Wesley College’s 2009–2014 Strategic Plan called for a thorough review of its 20-year-old core curriculum and the creation of a new revitalized core. To accomplish this, Wesley decided to involve the entire faculty.
In spring 2010, the faculty began identifying student learning outcomes they want to see realized in every graduate. For two and-a-half years, they studied current trends in core curriculum development and teaching strategies to reach Wesley students, almost 50 percent of whom are identified as the first in their families to attend college.

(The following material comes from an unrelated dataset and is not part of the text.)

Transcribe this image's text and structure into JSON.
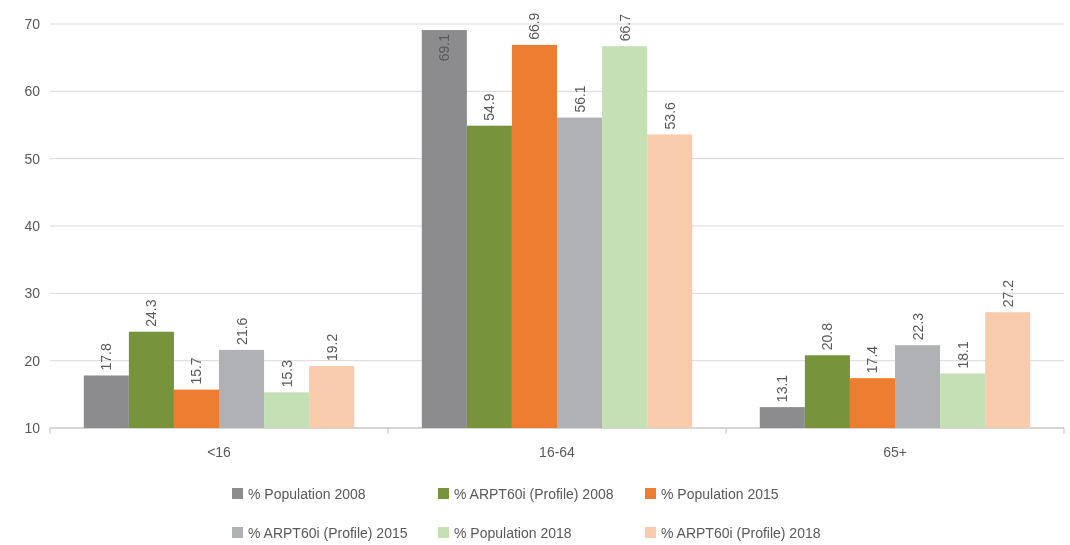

Under the old core, students choose from a wide array of courses under five broad themes, and take primarily 100-level core courses at any point of their academic career in no particular order. As approved by the faculty in February 2013, Wesley’s new core curriculum instead focuses on developing skills at each level of the students’ four-year program.

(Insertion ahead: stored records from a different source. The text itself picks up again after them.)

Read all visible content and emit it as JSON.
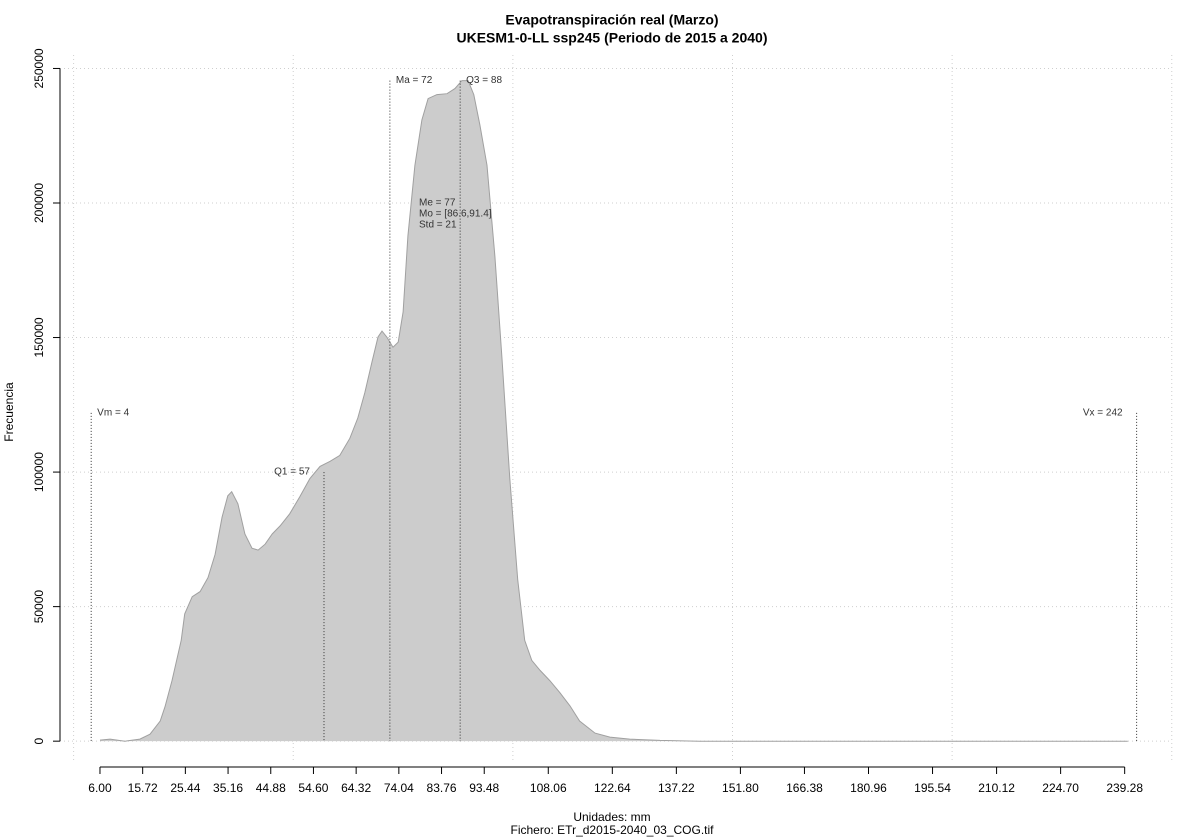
{
  "chart_data": {
    "type": "area",
    "title": "Evapotranspiración real (Marzo)",
    "subtitle": "UKESM1-0-LL ssp245 (Periodo de 2015 a 2040)",
    "x_label": "Unidades: mm",
    "y_label": "Frecuencia",
    "footer": "Fichero: ETr_d2015-2040_03_COG.tif",
    "x": [
      6,
      8.3,
      11.7,
      15.1,
      17.4,
      19.7,
      20.8,
      22.4,
      24.5,
      25.3,
      27,
      28.8,
      30.6,
      32.2,
      33.8,
      35.1,
      36,
      37.4,
      39,
      40.6,
      42,
      43.6,
      45.2,
      47,
      49.2,
      51.5,
      53.8,
      56.1,
      58.4,
      60.6,
      62.9,
      64.7,
      66.3,
      67.9,
      69.3,
      70.2,
      71.3,
      72.7,
      73.9,
      75,
      76.1,
      77.7,
      79.3,
      80.7,
      82.7,
      85,
      86.8,
      88.4,
      89.8,
      91.1,
      92.5,
      94.1,
      95.9,
      97.5,
      99.3,
      101.1,
      102.7,
      104.3,
      106.2,
      108.4,
      110.7,
      113,
      115.2,
      118.7,
      122.1,
      126.6,
      133.5,
      142.5,
      240
    ],
    "series": [
      {
        "color": "#cccccc",
        "values": [
          400,
          750,
          0,
          750,
          2600,
          7500,
          12800,
          22500,
          37500,
          47300,
          53700,
          55600,
          60800,
          69400,
          83300,
          91200,
          92700,
          88200,
          77000,
          71700,
          71000,
          73200,
          77000,
          80000,
          84500,
          90800,
          97600,
          102100,
          104000,
          106200,
          112600,
          120100,
          129500,
          140800,
          150200,
          152400,
          150200,
          146400,
          148300,
          159500,
          187700,
          214000,
          230900,
          238800,
          240300,
          240600,
          242500,
          245500,
          245500,
          240300,
          229000,
          214000,
          180200,
          142700,
          97600,
          60100,
          37500,
          30000,
          26300,
          22500,
          18000,
          13100,
          7500,
          3000,
          1500,
          750,
          300,
          0,
          0
        ]
      }
    ],
    "xlim": [
      -3.1,
      249.6
    ],
    "ylim": [
      -7000,
      255000
    ],
    "xticks": [
      {
        "value": 6,
        "label": "6.00"
      },
      15.72,
      25.44,
      35.16,
      44.88,
      {
        "value": 54.6,
        "label": "54.60"
      },
      64.32,
      74.04,
      83.76,
      93.48,
      108.06,
      122.64,
      137.22,
      {
        "value": 151.8,
        "label": "151.80"
      },
      166.38,
      180.96,
      195.54,
      210.12,
      {
        "value": 224.7,
        "label": "224.70"
      },
      239.28
    ],
    "yticks": [
      0,
      50000,
      100000,
      150000,
      200000,
      250000
    ],
    "xgrid": [
      0,
      50,
      100,
      150,
      200,
      250
    ],
    "grid": true,
    "markers": [
      {
        "label": "Vm = 4",
        "x": 4,
        "top": 122000
      },
      {
        "label": "Q1 = 57",
        "x": 57,
        "top": 100000
      },
      {
        "label": "Ma = 72",
        "x": 72,
        "top": 245500
      },
      {
        "label": "Q3 = 88",
        "x": 88,
        "top": 245500
      },
      {
        "label": "Vx = 242",
        "x": 242,
        "top": 122000
      }
    ],
    "annotations": [
      "Me = 77",
      "Mo = [86.6,91.4]",
      "Std = 21"
    ]
  }
}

In the first year, students take essential skills courses focusing on communication and inquiry, including a first-year seminar, a quantitative analysis course that prepares students to apply statistics to everyday life, a proposed “Frontiers of Science” introductory course to the scientific method, and two writing courses focused on developing writing and research skills. In the second year, students take integrative courses in four traditional liberal arts categories: Art and Culture, Religion and Philosophy, Literature and Languages, and History and Social Sciences. Instead of taking a history or English survey course that covers hundreds of years, students instead begin seeing connections and intersections among these disciplines by taking more topical courses such as “Literature and the Great War,” or “Psychology and Sports.”
In the third year, students take three related 300-level courses in their chosen concentration, such as “Understanding Diversity” or “Social Responsibility.” They complete the core with a capstone course in their major, a course that often applies skills and knowledge in an internship, undergraduate research project, student teaching or nursing clinical.
Through support from grants like the NSF EPSCoR and NIH INBRE grants, undergraduate research is a key element at Wesley. In the past, most undergraduate research students were juniors and seniors. In the new core curriculum, however, all students are introduced to undergraduate research in their first year through courses based on a faculty member’s interest or expertise.
This fall, students helped test the new core, as the faculty piloted 12 first-year seminars and assessed learning outcomes and course effectiveness. Seminars include “Bee-Keeping,” “All About Dover,” “Studying Cultures through Mystery Writing,” “Life Stories: Reading and Writing Memoirs,” and “Media and the Truth.”